Method #3: The models in this design doesn't hold the values at all. When you getXXX() or setXXX(), the Model objects locate the precise spot in the DOM (using Xpath) and get or set the values in the DOM directly. So it doesn't suffer from the bad of Method #1. Your model objects are now just Proxies, or Helpers. You'll only need 1 x XPath-based super class to do your XML sit-ups (trust me, with XPath.. XML ain't situps), creating the individual Models subsequently are just a matter of defining the relative paths (String) in each Model. There isn't any XML to do after the super-class.

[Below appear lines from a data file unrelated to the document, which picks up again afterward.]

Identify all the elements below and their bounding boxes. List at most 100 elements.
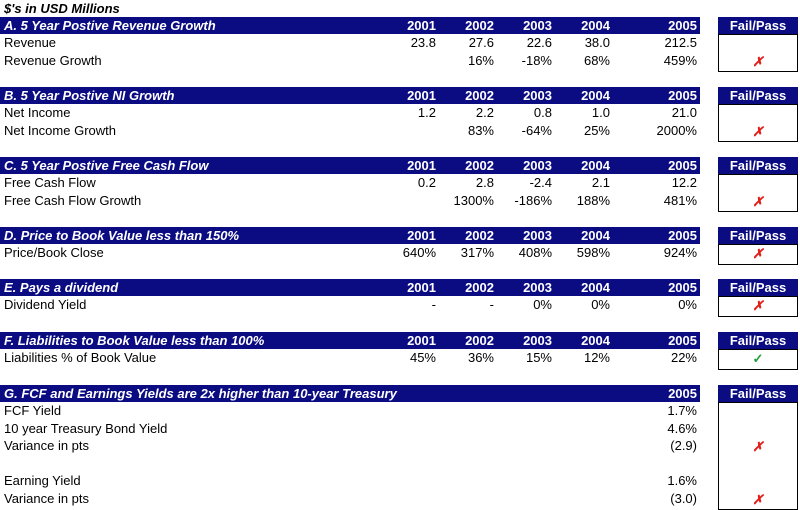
fail-pass-header: Fail/Pass xyxy=(718,279,798,296)
units-note: $'s in USD Millions xyxy=(4,1,120,16)
fail-x-icon: ✗ xyxy=(752,439,764,454)
year-header: 2001 xyxy=(407,333,436,348)
cell-value: 0.8 xyxy=(533,105,552,120)
cell-value: 22.6 xyxy=(526,35,552,50)
fail-pass-header: Fail/Pass xyxy=(718,17,798,34)
cell-value: 188% xyxy=(576,192,610,208)
cell-value: 1.7% xyxy=(667,403,697,418)
data-row xyxy=(0,456,700,473)
cell-value: 15% xyxy=(525,350,552,365)
row-label: 10 year Treasury Bond Yield xyxy=(4,420,168,436)
cell-value: -2.4 xyxy=(529,175,552,190)
cell-value: 12% xyxy=(583,350,610,365)
cell-value: - xyxy=(489,297,494,312)
section-header: E. Pays a dividend 2001 2002 2003 2004 2005 xyxy=(0,279,700,296)
year-header: 2003 xyxy=(523,158,552,173)
section-header: C. 5 Year Postive Free Cash Flow 2001 2002… xyxy=(0,157,700,174)
row-label: Net Income Growth xyxy=(4,122,116,138)
year-header: 2002 xyxy=(465,18,494,33)
cell-value: -18% xyxy=(521,52,552,68)
section-header: B. 5 Year Postive NI Growth 2001 2002 2003 2… xyxy=(0,87,700,104)
data-row: FCF Yield 1.7% xyxy=(0,403,700,420)
cell-value: 2.1 xyxy=(591,175,610,190)
fail-pass-box: ✗ xyxy=(718,244,798,265)
row-label: Variance in pts xyxy=(4,438,90,453)
year-header: 2001 xyxy=(407,280,436,295)
cell-value: 22% xyxy=(670,350,697,365)
cell-value: 16% xyxy=(467,52,494,68)
row-label: Free Cash Flow Growth xyxy=(4,192,142,208)
year-header: 2005 xyxy=(668,280,697,295)
data-row: Variance in pts (2.9) xyxy=(0,438,700,455)
cell-value: -64% xyxy=(521,122,552,138)
fail-pass-box: ✗ ✗ xyxy=(718,402,798,510)
year-header: 2004 xyxy=(581,228,610,243)
section-header: G. FCF and Earnings Yields are 2x higher… xyxy=(0,385,700,402)
cell-value: 68% xyxy=(583,52,610,68)
data-row: Liabilities % of Book Value 45% 36% 15% 12% 2… xyxy=(0,350,700,367)
data-row: Price/Book Close 640% 317% 408% 598% 924% xyxy=(0,245,700,262)
cell-value: 25% xyxy=(583,122,610,138)
data-row: Revenue 23.8 27.6 22.6 38.0 212.5 xyxy=(0,35,700,52)
row-label: Price/Book Close xyxy=(4,245,104,260)
row-label: Earning Yield xyxy=(4,473,81,488)
fail-pass-header: Fail/Pass xyxy=(718,227,798,244)
year-header: 2005 xyxy=(668,18,697,33)
fail-x-icon: ✗ xyxy=(752,53,764,69)
cell-value: 0.2 xyxy=(417,175,436,190)
cell-value: 459% xyxy=(663,52,697,68)
cell-value: 36% xyxy=(467,350,494,365)
year-header: 2005 xyxy=(668,88,697,103)
year-header: 2005 xyxy=(668,333,697,348)
row-label: Dividend Yield xyxy=(4,297,87,312)
year-header: 2005 xyxy=(668,158,697,173)
year-header: 2002 xyxy=(465,333,494,348)
cell-value: 481% xyxy=(663,192,697,208)
year-header: 2001 xyxy=(407,228,436,243)
row-label: Revenue Growth xyxy=(4,52,102,68)
year-header: 2002 xyxy=(465,228,494,243)
cell-value: 640% xyxy=(402,245,436,260)
cell-value: 1.2 xyxy=(417,105,436,120)
cell-value: 23.8 xyxy=(410,35,436,50)
section-title: C. 5 Year Postive Free Cash Flow xyxy=(4,158,209,173)
year-header: 2003 xyxy=(523,228,552,243)
row-label: Revenue xyxy=(4,35,57,50)
cell-value: 317% xyxy=(460,245,494,260)
cell-value: 21.0 xyxy=(671,105,697,120)
cell-value: 1300% xyxy=(453,192,494,208)
cell-value: -186% xyxy=(514,192,552,208)
cell-value: 0% xyxy=(591,297,610,312)
row-label: Free Cash Flow xyxy=(4,175,96,190)
cell-value: 83% xyxy=(467,122,494,138)
fail-pass-box: ✗ xyxy=(718,34,798,72)
cell-value: 27.6 xyxy=(468,35,494,50)
cell-value: 924% xyxy=(663,245,697,260)
pass-check-icon: ✓ xyxy=(752,351,764,366)
row-label: FCF Yield xyxy=(4,403,62,418)
year-header: 2003 xyxy=(523,333,552,348)
row-label: Variance in pts xyxy=(4,490,90,506)
data-row: Earning Yield 1.6% xyxy=(0,473,700,490)
cell-value: 0% xyxy=(533,297,552,312)
fail-pass-box: ✗ xyxy=(718,104,798,142)
row-label: Net Income xyxy=(4,105,71,120)
year-header: 2001 xyxy=(407,88,436,103)
fail-pass-box: ✓ xyxy=(718,349,798,370)
section-title: D. Price to Book Value less than 150% xyxy=(4,228,240,243)
cell-value: 4.6% xyxy=(667,420,697,436)
cell-value: 212.5 xyxy=(664,35,697,50)
fail-pass-box: ✗ xyxy=(718,296,798,317)
section-title: G. FCF and Earnings Yields are 2x higher… xyxy=(4,386,397,401)
row-label: Liabilities % of Book Value xyxy=(4,350,157,365)
fail-x-icon: ✗ xyxy=(752,193,764,209)
year-header: 2004 xyxy=(581,18,610,33)
year-header: 2003 xyxy=(523,18,552,33)
year-header: 2001 xyxy=(407,18,436,33)
cell-value: 2.2 xyxy=(475,105,494,120)
year-header: 2002 xyxy=(465,88,494,103)
data-row: Net Income Growth 83% -64% 25% 2000% xyxy=(0,123,700,140)
year-header: 2002 xyxy=(465,158,494,173)
data-row: 10 year Treasury Bond Yield 4.6% xyxy=(0,421,700,438)
fail-pass-header: Fail/Pass xyxy=(718,385,798,402)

Models performing XPath at runtime to get/set values too slow? You can always implement some form of caching there. Remember, writing the models are just specifying strings of paths. No more XML loops, nodes, get text element, hasAttribute.. all these are done by XPath engine and your base class. Development time hastens, users can open-edit-save using your application once you have some of the Models done. If you'd complete the common Models required by your users, they'll be happily using your app whilst you slowly finish off with those unless-but-there features.

Conclusion

So, amuse me. Why not Method #3.

PS: Don't give me edge what-if-scenarios and say Method #3 can't handle this - Heck! I never said its silver bullet - if other methods can't handle them too, drop it.